Updated

Unopened mail is being collected throughout the Capitol complex by investigators searching for letters that could be contaminated with the deadly poison ricin (search) — a terrorism-era specter that Congress has learned to dread.

Genetic testing by the Centers for Disease Control and Prevention (search) provided further confirmation Wednesday that the white powder found in an office of Senate Majority Leader Bill Frist (search) on Monday was indeed ricin.

In an interview, U.S. Capitol police chief Terrance Gainer said there have been no illnesses reported, no new findings of ricin anywhere else in the Capitol complex and no clues about how the poison got to Frist's mailroom.

Three Senate office buildings remained closed Wednesday after the powder was found, a little more than two years since Congress grappled with the potentially lethal bacteria, anthrax (search).

There couldn't be business as usual, but there was business nonetheless. Senators walked across the Capitol to join their House counterparts in a joint session to hear an address from visiting Spanish Prime Minister Jose Maria Aznar.

A few people briefly re-entered the Dirksen building Wednesday — including the very fourth-floor corridor where the ricin was discovered. An aide to Sen. James Jeffords, I-Vt., whose office is adjacent to Frist's on the building's fourth floor, went inside for less than 10 minutes to remove things. The aide, Laurie Schultz Heim, said she noticed nothing unusual other that two machines in the hallway that seemed to be filtering the air.

"It's completely normal," she said.

Senate aides said at least one office building might be reopened on Thursday, though it would not be Dirksen, where the ricin was found.

Outside the Capitol, police stood guard on street corners around the office buildings and a group of Marines unloaded equipment at an adjacent parking lot. "The Marines are helping us with our efforts in clearing and isolating in the cleanup related to ricin," said Capitol Hill Police spokesman Sgt. Contricia Ford.

About 100 soldiers were deployed from the U.S. Marine Corps' Chemical Biological Incident Response Force, said the unit's spokesman, 1st Lt. Paul C. Cabellon. The force conducts reconnaissance and decontamination at sites where chemical, biological, radiological or nuclear weapons may have been used.

Meantime, law enforcement authorities intensified efforts to identify the letter or parcel that brought ricin to the Senate mailroom while also seeking to determine whether that incident is linked to poison found last fall in letters at mail facilities serving the White House and a South Carolina airport.

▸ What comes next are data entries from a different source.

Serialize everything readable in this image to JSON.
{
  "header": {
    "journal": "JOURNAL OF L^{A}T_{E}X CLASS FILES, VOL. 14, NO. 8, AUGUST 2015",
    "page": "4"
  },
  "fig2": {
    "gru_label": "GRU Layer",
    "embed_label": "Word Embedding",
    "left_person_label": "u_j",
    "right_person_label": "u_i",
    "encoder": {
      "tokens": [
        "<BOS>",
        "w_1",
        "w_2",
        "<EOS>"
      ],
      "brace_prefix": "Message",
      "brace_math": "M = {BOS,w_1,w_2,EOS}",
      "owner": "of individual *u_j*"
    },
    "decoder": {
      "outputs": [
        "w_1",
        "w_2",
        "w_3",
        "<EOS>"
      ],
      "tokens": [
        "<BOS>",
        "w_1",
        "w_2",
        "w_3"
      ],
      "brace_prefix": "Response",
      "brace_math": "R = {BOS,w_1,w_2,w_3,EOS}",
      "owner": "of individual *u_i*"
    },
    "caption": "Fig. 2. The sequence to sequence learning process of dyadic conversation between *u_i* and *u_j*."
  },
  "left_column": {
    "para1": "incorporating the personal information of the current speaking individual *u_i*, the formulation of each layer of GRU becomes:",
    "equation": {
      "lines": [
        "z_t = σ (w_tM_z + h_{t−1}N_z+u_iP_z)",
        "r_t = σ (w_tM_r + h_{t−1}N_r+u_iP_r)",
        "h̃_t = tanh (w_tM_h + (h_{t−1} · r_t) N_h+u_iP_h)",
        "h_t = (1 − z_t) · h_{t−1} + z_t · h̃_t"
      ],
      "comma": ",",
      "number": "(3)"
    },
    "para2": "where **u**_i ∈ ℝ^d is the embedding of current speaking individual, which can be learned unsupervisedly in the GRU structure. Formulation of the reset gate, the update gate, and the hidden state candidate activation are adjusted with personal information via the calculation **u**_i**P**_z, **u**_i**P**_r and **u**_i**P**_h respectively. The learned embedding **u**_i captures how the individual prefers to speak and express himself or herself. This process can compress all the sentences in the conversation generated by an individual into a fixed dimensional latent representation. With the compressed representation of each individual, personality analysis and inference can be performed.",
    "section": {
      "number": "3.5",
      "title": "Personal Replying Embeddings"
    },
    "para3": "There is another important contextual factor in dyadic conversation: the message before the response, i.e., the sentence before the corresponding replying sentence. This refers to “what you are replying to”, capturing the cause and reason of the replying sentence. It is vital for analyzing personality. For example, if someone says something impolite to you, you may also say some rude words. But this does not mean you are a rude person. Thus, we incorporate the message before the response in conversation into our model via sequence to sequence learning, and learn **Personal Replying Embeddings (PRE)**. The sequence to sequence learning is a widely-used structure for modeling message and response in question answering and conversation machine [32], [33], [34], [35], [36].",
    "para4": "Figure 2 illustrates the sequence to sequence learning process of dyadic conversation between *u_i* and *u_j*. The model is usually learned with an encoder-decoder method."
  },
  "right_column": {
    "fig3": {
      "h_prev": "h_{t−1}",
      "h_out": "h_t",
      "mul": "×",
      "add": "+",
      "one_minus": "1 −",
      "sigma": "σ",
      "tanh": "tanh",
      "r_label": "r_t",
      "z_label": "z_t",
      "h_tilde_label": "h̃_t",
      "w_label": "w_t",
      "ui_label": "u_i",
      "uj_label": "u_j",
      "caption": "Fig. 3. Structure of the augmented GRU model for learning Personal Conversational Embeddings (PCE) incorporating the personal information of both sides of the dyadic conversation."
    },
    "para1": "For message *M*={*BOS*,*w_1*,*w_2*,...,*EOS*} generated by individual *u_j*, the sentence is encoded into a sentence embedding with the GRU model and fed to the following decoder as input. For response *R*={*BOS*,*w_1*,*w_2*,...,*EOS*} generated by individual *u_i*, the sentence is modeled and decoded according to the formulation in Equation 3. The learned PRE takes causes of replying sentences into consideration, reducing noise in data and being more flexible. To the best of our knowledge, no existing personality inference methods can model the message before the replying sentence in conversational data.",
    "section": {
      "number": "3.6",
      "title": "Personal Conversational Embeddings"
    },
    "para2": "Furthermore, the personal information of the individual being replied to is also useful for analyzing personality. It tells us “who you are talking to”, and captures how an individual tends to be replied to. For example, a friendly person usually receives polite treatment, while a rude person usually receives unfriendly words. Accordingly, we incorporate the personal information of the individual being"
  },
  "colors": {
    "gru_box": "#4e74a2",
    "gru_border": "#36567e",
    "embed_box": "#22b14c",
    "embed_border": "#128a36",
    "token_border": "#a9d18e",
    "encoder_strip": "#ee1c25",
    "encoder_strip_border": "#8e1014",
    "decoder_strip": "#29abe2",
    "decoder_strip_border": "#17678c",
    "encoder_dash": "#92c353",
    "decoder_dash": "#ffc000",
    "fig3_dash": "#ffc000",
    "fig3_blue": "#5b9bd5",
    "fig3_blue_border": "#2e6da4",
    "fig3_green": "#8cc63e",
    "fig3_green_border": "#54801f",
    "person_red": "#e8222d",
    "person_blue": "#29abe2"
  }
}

Gainer said he was aware of "no obvious direct connection" between the ricin found in Dirksen and in a letter addressed to the White House that was intercepted in November. He also said the Capitol police had known about the White House ricin letter "for weeks and weeks and weeks."

Asked if his force had taken any precautionary steps as a result of the information, he said, "Everything that happens, we re-examine and fine-tune what we do. But everybody knows the limitations of our ability to detect ricin in an envelope."

Hazardous materials teams from the FBI and Capitol Police Department conducted a preliminary search Tuesday night but did not find a letter or parcel that could be connected to the ricin in an office of Senate Majority Leader Bill Frist, FBI spokeswoman Debra Weierman said. The teams were conducting a more methodical search Wednesday.

President Bush was not told about the ricin letter sent to the White House — and there was no public disclosure of the incident — because "it did not pose a public health risk," spokesman Scott McClellan said. "We share information appropriately, if there is a public health risk."

He also defended the handling of the information, despite some reports that the Secret Service delayed sharing it with other federal officials. "We expect people to be notified appropriately and we understand that they were," McClellan said.

Even while some test results were still pending, House Speaker Dennis Hastert said, "It's serious enough that they're picking up everybody's mail."

But dozens of Senate workers were being monitored and health officials urged Senate staff to watch for swiftly developing fever, coughs or fluid in the lungs over the next two or three days. When inhaled in sufficient quantities or injected, ricin can be fatal — and there is no known vaccine or cure.

The postal facility that processes Congress' mail also was shut. In 2001, two postal workers in Washington were among five people who died from anthrax exposure.

The investigation into that letter continues, and there have been no arrests, the official said. Authorities determined the letter posed no threat to health because of the ricin's low potency and granular form.

The letter was similar to another letter containing ricin that showed up in October at a postal facility serving Greenville-Spartanburg International Airport, according to a senior law enforcement official, speaking on condition of anonymity. The author of both letters complained about new regulations requiring certain amounts of rest for truck drivers, the official said.

There was widespread agreement among lawmakers that Congress responded more effectively this week than to the anthrax-laced letters that were sent to two senators in 2001.

But even Frist acknowledged that things were "not perfect." Chief among senators' complaints were that authorities were too slow to alert them.